Un faux débat populaire
Reste à savoir ce qu’en pense le peuple. Ce recueil des avis de la province par la commission Sicard semble n’être qu’une mascarade pour donner l’illusion du débat démocratique. A Montpellier, l’un des débatteurs est venu exprès de Paris : on ne peut s’empêcher de soupçonner son témoignage de mauvaise intention, dans le but manifeste d’évoquer des situations extrêmes si rares que l’ADMD craignait de n’en pas recueillir une dans ses déplacements. Retrouverait-on ainsi ces mêmes Franciliens dans chaque ville-étape ? On exporte le débat parisien – qui ne reste qu’un débat d’idéologues –, pour faire croire qu’il vient de la province, autrement dit du peuple.

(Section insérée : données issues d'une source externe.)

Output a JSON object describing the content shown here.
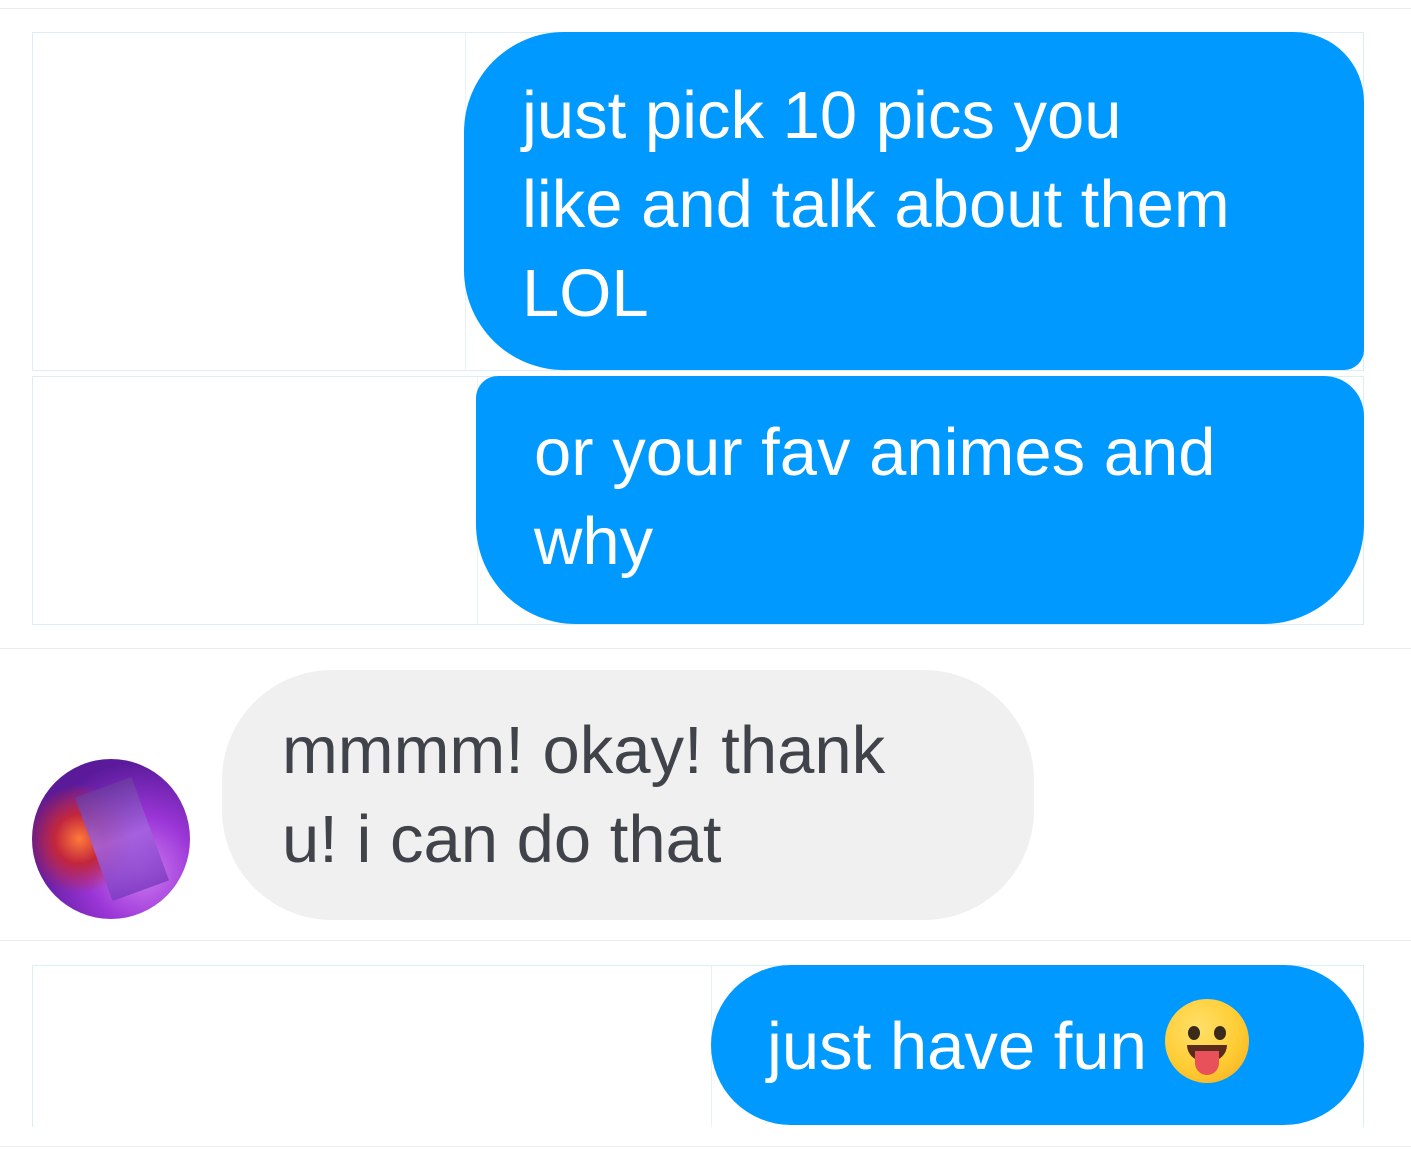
{
  "conversation": {
    "messages": [
      {
        "direction": "outgoing",
        "lines": [
          "just pick 10 pics you",
          "like and talk about them",
          "LOL"
        ]
      },
      {
        "direction": "outgoing",
        "lines": [
          "or your fav animes and",
          "why"
        ]
      },
      {
        "direction": "incoming",
        "lines": [
          "mmmm! okay! thank",
          "u! i can do that"
        ],
        "avatar_icon": "user-avatar"
      },
      {
        "direction": "outgoing",
        "lines": [
          "just have fun"
        ],
        "emoji": "face-with-tongue-icon"
      }
    ]
  },
  "colors": {
    "outgoing_bubble": "#0099ff",
    "outgoing_text": "#ffffff",
    "incoming_bubble": "#f0f0f0",
    "incoming_text": "#404349",
    "divider": "#e6eef3"
  }
}
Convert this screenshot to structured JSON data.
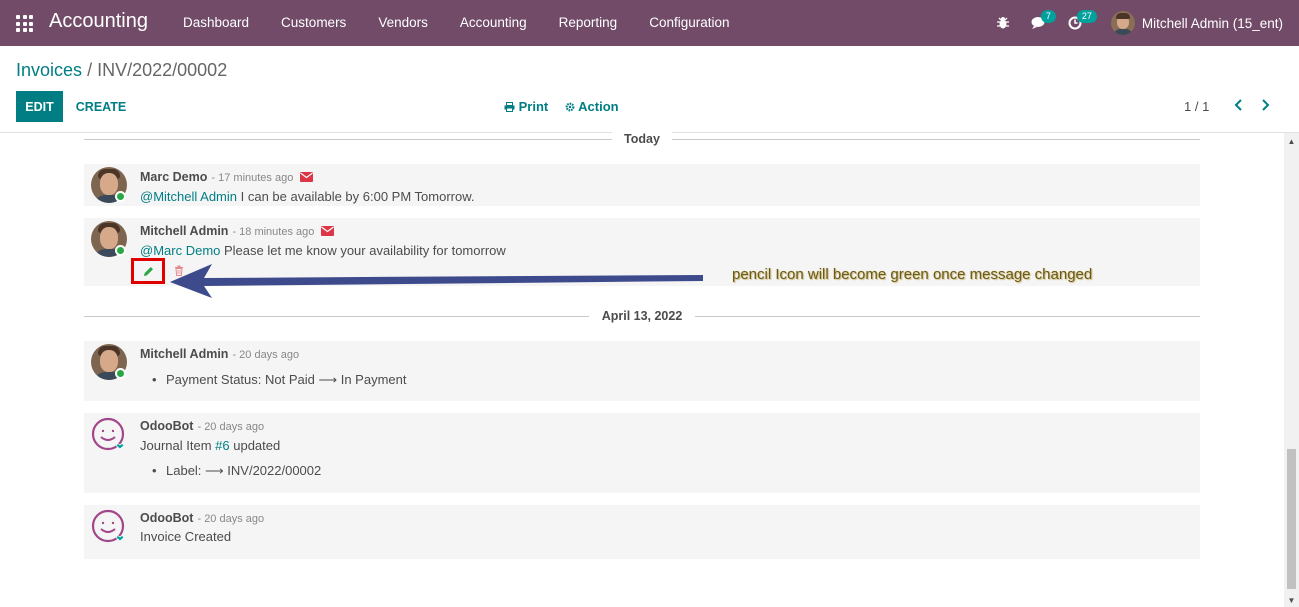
{
  "navbar": {
    "app_name": "Accounting",
    "menu": [
      "Dashboard",
      "Customers",
      "Vendors",
      "Accounting",
      "Reporting",
      "Configuration"
    ],
    "messages_count": "7",
    "activities_count": "27",
    "user": "Mitchell Admin (15_ent)",
    "color": "#714b67"
  },
  "breadcrumb": {
    "parent": "Invoices",
    "separator": "/",
    "current": "INV/2022/00002"
  },
  "controls": {
    "edit_label": "EDIT",
    "create_label": "CREATE",
    "print_label": "Print",
    "action_label": "Action",
    "pager": "1 / 1"
  },
  "chatter": {
    "today_label": "Today",
    "date2_label": "April 13, 2022",
    "messages": [
      {
        "author": "Marc Demo",
        "time": "- 17 minutes ago",
        "mention": "@Mitchell Admin",
        "text": " I can be available by 6:00 PM Tomorrow."
      },
      {
        "author": "Mitchell Admin",
        "time": "- 18 minutes ago",
        "mention": "@Marc Demo",
        "text": " Please let me know your availability for tomorrow"
      },
      {
        "author": "Mitchell Admin",
        "time": "- 20 days ago",
        "tracking": "Payment Status: Not Paid ⟶ In Payment"
      },
      {
        "author": "OdooBot",
        "time": "- 20 days ago",
        "text_prefix": "Journal Item ",
        "link": "#6",
        "text_suffix": " updated",
        "tracking": "Label: ⟶ INV/2022/00002"
      },
      {
        "author": "OdooBot",
        "time": "- 20 days ago",
        "text": "Invoice Created"
      }
    ]
  },
  "annotation": {
    "text": "pencil Icon will become green once  message changed",
    "arrow_color": "#3d4a8c",
    "highlight_color": "#e00000"
  },
  "accent_color": "#017e84",
  "edit_icon_color": "#28a745"
}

« L’euthanasie n’est que la conséquence de l’acharnement thérapeutique »
Professeur Olivier Jonquet, chef de service de réanimation au centre universitaire de Montpellier.
Le professeur Olivier Jonquet, chef du service de réanimation médicale au Centre universitaire de Montpellier était présent le 6 octobre et gardait ce même sentiment d’un débat joué d’avance :
“Les positions nuancées se trouvaient en retrait face à des gens qui s’exprimaient pour l’euthanasie avec violence. Bien-sûr, ils faisaient part de certaines carences, mais celles-ci n’auraient pas été résolues par l’euthanasie, tandis qu’elles auraient pu l’être dans le cadre de la loi actuelle. Si on ouvre le droit de tuer, ne serait-ce que pour les situations extrêmes, on ouvre une brèche, comme ce fut le cas en 1974 pour le droit à l’avortement. On croît régler le problème par des moyens techniques, alors que tout médecin doit vivre la tension entre soins techniques et accompagnement, savoir ce qui est le mieux pour le patient. Acharnement thérapeutique et euthanasie procèdent du même raisonnement qui est la réduction de la médecine à ces moyens techniques. L’euthanasie est la conséquence de l’acharnement thérapeutique.”